Tuesday Thursday Paradox – Chapter 3

Chapter 3: No such thing as concentration

I wandered down along that river last night

You can call me romantic but I say I couldn’t sleep,

Until the first light of day shot me down.

One long day

Cold Chisel

Concentrate!

Go on – try to concentrate.

Right now you are possibly thinking “concentrate on what exactly?”.  So let’s say that the challenge is to concentrate on reading and taking out the key idea from this section.  That should make it easy, because you can just get on with reading this!  Right now, you should be specifically paying attention to the end of the third paragraph.

To make sure you are on top of the task, you should have just skipped momentarily back to the start of the section to make sure the previous paragraph was indeed the third one.  You might have been distracted for a moment or two wondering whether one word can really be a paragraph, or even a sentence for that matter.  You might have also wondered whether I should have counted the lyric at the start as a paragraph – and maybe toyed with the idea that I was wrong.  You might also have reread the lyric and started thinking about it, what it means and why I chose it.  Actually, I chose it specifically because it has no relevance to the topic at all, but rather in the hope that it would distract some readers at the end of the fourth paragraph…

Yes, I did just try the same trick again.  And interestingly, do you know the etymology of the word “trick”?  I don’t, but it would be very interesting to find out, and we should go and look it up at some point.

Anyway, if we are ever going to get through this section, by now you should be back attending to the main text and I promise no more diversions.  The point of the last one was simply to show that what we attend to at any given moment is what we can control.  What we need to attend to at any given moment will vary by the person and the task.  Generally, when reading, the point we should focus our attention on is the unfolding sequential words wherever we are up to.  However, when we need to see if a particular point really is the third paragraph for example, then we need to flick our attention a bit wider for a moment and check.
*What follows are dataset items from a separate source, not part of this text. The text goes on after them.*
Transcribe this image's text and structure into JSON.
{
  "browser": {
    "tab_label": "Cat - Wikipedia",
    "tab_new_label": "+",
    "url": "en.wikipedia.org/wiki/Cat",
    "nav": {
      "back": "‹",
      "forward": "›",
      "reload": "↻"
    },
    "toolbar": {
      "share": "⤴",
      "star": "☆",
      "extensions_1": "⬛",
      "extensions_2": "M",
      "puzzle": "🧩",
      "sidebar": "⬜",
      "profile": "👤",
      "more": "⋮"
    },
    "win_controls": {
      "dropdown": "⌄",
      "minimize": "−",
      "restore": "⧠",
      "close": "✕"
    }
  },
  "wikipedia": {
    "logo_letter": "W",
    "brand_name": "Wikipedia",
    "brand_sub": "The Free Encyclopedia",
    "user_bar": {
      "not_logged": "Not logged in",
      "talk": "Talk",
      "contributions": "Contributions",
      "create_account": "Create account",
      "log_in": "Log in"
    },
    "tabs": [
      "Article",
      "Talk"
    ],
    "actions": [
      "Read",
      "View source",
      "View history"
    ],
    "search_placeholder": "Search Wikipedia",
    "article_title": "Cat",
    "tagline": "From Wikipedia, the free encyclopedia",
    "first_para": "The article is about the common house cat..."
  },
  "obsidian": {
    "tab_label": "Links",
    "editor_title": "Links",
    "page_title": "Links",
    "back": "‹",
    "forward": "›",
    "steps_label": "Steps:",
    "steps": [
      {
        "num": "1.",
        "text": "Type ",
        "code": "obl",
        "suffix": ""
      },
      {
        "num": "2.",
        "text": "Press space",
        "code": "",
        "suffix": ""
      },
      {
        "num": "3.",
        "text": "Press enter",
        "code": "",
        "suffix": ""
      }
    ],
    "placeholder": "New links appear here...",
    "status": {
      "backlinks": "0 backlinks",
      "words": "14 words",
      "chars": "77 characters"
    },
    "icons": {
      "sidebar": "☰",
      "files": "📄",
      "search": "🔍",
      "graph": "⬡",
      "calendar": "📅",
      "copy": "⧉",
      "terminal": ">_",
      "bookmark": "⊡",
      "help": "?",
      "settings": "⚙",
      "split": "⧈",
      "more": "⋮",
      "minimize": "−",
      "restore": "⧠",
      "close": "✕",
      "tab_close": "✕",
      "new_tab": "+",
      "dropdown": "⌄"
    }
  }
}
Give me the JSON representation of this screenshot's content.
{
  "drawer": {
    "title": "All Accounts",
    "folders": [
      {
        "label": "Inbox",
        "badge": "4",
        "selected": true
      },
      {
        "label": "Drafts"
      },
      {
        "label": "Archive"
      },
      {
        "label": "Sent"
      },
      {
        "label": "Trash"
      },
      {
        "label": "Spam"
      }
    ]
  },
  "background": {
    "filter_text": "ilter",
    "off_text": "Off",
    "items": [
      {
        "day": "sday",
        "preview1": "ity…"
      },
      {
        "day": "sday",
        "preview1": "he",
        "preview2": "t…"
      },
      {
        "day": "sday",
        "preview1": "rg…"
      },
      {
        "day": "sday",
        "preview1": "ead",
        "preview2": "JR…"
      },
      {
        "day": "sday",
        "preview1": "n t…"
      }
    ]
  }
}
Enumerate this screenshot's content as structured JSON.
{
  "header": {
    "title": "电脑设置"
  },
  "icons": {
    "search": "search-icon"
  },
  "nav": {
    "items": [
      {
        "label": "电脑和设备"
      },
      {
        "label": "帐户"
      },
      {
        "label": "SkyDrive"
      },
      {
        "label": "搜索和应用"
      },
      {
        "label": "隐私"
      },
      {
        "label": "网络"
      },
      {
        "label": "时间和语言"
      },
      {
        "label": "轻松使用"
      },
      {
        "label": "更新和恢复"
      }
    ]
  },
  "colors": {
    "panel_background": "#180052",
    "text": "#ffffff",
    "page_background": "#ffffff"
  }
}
When we are doing some tasks, our attention actually needs to be flicking around to all the things that are correct at that moment.  Take driving as a great example.  When we are in stop-start close traffic, we probably need to focus closely on the car immediately in front of us and very little else.  When the congestion frees up and we are in fast moving traffic our attention might need to be much broader, taking in the whole scene with our peripheral and distance vision so we can anticipate danger or the need to alter our ‘strategy’ well in advance.  When someone suddenly pulls across in front of us and brakes, our attention needs to snap back to what is going on right in front of us again for a moment – and we can no longer keep up a conversation until the immediate demand on our attention lessens again (though we may have utilised some easily recalled adjectives related to the other driver’s parentage in the background).

For other tasks, we need to stay focused on the one key thing for the whole duration.  That might be just for a few seconds while we catch something thrown to us, or it might be several minutes while we complete some small, complicated task that can’t be put down until complete.

In any of these situations, the challenge is not to concentrate, but rather to keep our attention where it needs to be at that moment for the whole task.  That might change from moment to moment as the task unfolds or it might stay put for the duration, but one of the keys to a quality performance of any task is that our attention is just right from start to finish.

If we succeed in doing that, be it for a few seconds or a few minutes, then voila – we have just concentrated.

Concentration itself isn’t something we can do though – it is something that we can only retrospectively say we have achieved.  What we actually do is to pay attention correctly for a relevant period of time.  All we can control and do is to pay attention to the right thing right now.  And then do it again, and again, and again.  The only moment we can do anything about is the present.  Concentration happens over time, but we obviously can’t pay attention in the future, and we sure as heck can’t go back in time and pay better attention.  Put another way – concentration is the outcome, paying attention is the process.  Unlike concentration, which gets broken, if your attention does wander or falter for a moment then it can just refocus as soon as you notice it.

Why bother to make the distinction?  I think the words we use are important.  Asking our minds to “do an outcome” (concentrate) is always going to feel a lot harder and odder than asking it to “follow a process” (pay attention).  In fact, I think it is impossible, and if our brain thinks something is impossible it probably isn’t going to be that committed to trying.

If you have trouble concentrating, instead just try to be paying attention to what is important at that particular moment.  In the end it will work out to be the same thing, and it might feel much easier to actually do.

The Key Take Out: Don’t try to concentrate, just think about where to pay attention and let the concentration take care of itself.